Пока все шло нормально. Но когда-то надо было и переходить к сути.

- Вопрос в том, все ли из нас готовы к предстоящим трудностям. Все ли осознали необходимость покончить с застоем и взяться за дело? Если же кто-то не найдет в себе силы работать по-новому и не сможет отказаться от прежних порочных методов, тому, боюсь, придется уступить свое место.

Тысяча глаз разом моргнули. Аморфное существо пошевелилось, и что-то заурчало у него внутри.

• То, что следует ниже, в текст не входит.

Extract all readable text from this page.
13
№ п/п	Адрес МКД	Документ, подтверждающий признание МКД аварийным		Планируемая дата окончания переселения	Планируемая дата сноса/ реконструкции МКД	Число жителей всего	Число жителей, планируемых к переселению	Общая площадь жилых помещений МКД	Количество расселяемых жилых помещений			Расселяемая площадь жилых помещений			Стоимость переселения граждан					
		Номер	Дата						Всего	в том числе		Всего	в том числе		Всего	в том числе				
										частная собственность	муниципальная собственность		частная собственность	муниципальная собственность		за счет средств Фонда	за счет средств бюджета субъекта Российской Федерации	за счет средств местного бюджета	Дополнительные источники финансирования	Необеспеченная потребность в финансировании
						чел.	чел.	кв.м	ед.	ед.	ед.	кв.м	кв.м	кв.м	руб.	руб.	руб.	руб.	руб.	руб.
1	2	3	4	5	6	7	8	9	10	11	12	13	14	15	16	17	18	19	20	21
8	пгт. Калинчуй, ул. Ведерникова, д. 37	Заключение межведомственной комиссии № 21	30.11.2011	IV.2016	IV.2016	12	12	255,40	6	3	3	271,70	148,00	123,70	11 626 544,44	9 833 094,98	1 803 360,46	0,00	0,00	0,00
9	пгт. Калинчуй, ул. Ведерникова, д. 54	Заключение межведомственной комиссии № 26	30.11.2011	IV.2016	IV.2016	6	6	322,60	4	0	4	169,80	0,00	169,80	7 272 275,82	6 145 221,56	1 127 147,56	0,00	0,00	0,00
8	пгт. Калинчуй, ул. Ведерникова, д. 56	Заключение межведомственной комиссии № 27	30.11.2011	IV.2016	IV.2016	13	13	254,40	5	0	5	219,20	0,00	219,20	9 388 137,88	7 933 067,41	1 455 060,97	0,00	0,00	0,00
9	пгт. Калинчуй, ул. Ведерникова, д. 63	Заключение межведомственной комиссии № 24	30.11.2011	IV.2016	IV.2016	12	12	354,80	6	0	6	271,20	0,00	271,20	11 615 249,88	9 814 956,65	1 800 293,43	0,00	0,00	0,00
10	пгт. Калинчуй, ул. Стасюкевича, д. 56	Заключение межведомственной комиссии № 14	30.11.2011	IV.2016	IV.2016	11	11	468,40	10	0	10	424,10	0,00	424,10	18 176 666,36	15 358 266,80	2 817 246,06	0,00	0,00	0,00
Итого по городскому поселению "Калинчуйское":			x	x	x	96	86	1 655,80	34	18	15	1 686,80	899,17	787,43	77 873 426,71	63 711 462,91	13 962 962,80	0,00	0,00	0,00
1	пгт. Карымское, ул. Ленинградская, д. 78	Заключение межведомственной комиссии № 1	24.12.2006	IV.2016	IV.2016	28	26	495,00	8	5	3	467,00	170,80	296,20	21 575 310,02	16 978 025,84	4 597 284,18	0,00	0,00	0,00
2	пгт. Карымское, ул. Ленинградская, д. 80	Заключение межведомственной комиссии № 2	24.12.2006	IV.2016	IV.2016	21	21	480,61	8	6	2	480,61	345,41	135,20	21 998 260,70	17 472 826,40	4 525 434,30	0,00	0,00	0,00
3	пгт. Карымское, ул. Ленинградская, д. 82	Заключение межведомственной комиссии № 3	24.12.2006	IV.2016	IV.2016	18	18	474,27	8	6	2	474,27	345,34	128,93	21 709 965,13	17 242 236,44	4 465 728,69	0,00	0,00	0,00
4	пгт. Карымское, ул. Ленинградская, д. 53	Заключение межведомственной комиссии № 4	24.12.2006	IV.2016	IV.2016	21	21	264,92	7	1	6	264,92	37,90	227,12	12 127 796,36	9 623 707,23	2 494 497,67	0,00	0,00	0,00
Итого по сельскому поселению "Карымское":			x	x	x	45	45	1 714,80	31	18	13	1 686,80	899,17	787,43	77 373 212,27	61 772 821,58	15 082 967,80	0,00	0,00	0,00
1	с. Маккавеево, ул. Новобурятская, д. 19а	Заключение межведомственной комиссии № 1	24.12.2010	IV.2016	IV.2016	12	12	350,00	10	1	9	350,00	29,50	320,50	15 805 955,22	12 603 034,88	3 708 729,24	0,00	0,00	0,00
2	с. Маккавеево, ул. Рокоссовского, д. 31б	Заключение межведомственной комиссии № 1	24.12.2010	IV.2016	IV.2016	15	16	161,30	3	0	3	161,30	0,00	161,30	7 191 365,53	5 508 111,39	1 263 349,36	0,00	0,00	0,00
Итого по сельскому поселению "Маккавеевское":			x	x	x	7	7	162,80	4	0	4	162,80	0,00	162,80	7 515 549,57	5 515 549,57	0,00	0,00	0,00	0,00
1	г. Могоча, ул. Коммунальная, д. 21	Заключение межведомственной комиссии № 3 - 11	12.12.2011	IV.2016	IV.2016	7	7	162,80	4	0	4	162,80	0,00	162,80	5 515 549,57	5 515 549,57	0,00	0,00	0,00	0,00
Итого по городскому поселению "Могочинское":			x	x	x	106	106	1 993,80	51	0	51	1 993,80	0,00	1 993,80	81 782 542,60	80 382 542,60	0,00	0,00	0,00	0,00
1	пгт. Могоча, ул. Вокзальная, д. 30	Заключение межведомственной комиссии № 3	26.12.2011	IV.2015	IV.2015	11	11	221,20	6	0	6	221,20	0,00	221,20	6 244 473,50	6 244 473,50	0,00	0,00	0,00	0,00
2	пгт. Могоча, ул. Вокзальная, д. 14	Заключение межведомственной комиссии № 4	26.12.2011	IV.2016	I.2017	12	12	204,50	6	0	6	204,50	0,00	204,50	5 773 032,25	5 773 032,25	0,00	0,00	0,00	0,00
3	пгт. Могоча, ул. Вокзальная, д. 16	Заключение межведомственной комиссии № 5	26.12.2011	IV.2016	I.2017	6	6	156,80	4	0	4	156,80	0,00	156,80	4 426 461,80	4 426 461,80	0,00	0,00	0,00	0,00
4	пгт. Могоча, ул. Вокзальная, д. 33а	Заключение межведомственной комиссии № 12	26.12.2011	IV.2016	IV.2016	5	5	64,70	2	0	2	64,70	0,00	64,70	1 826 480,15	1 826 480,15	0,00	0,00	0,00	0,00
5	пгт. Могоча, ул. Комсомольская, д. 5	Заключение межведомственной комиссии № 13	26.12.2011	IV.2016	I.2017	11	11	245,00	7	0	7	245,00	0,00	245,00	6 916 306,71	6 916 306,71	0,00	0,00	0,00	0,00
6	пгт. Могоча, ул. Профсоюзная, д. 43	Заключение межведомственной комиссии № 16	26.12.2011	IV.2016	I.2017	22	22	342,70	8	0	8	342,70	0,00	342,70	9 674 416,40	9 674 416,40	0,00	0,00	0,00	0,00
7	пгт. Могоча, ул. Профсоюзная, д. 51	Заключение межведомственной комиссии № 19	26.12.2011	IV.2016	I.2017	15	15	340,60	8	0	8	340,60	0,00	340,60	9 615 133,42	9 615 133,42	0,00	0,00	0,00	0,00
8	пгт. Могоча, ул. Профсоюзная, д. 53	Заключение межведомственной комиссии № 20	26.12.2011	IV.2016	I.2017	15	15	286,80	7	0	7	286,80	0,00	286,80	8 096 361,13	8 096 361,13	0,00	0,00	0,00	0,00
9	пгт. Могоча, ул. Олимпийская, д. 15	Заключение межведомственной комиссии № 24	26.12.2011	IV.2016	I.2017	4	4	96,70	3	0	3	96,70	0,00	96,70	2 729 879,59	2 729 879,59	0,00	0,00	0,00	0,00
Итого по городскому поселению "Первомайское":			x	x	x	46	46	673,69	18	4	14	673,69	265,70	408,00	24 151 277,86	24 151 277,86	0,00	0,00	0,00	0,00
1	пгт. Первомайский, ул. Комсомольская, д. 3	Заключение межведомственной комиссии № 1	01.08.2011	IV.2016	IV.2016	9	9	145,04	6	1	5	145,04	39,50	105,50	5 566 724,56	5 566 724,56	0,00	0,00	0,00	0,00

- В конце концов, мы не можем бесконечно топтаться на месте, заниматься пустой болтовней, хрен знает куда тратить народные деньги и делать всякую фигню, - сказал Микки и оторопел от собственных слов.

Урчание внутри тысячеглазого существа стало громче.

- С теми, кто будет продолжать упорствовать, с теми, кто не сможет или не захочет перековываться, с теми, кто не поймет, что ТАК БОЛЬШЕ ЖИТЬ НЕЛЬЗЯ, - произнес Первый Демократ свою любимую фразу, - с такими работниками нам придется расстаться.

Зверь в зале издал глухой рык.

- Нет, торопиться, конечно, не следует, - опомнившись, сказал Микки. И вообще, друзья, надо беречь кадры... Но, с другой стороны, нельзя же не признавать, что...

Рычание стало тише, но не прекратилось.

- Нельзя же не признавать, что самое ценное наше достояние - это наша партия. Именно её должны мы беречь больше всего... Другой-то у нас нет...

Существо успокоилось и вновь разлеглось на креслах.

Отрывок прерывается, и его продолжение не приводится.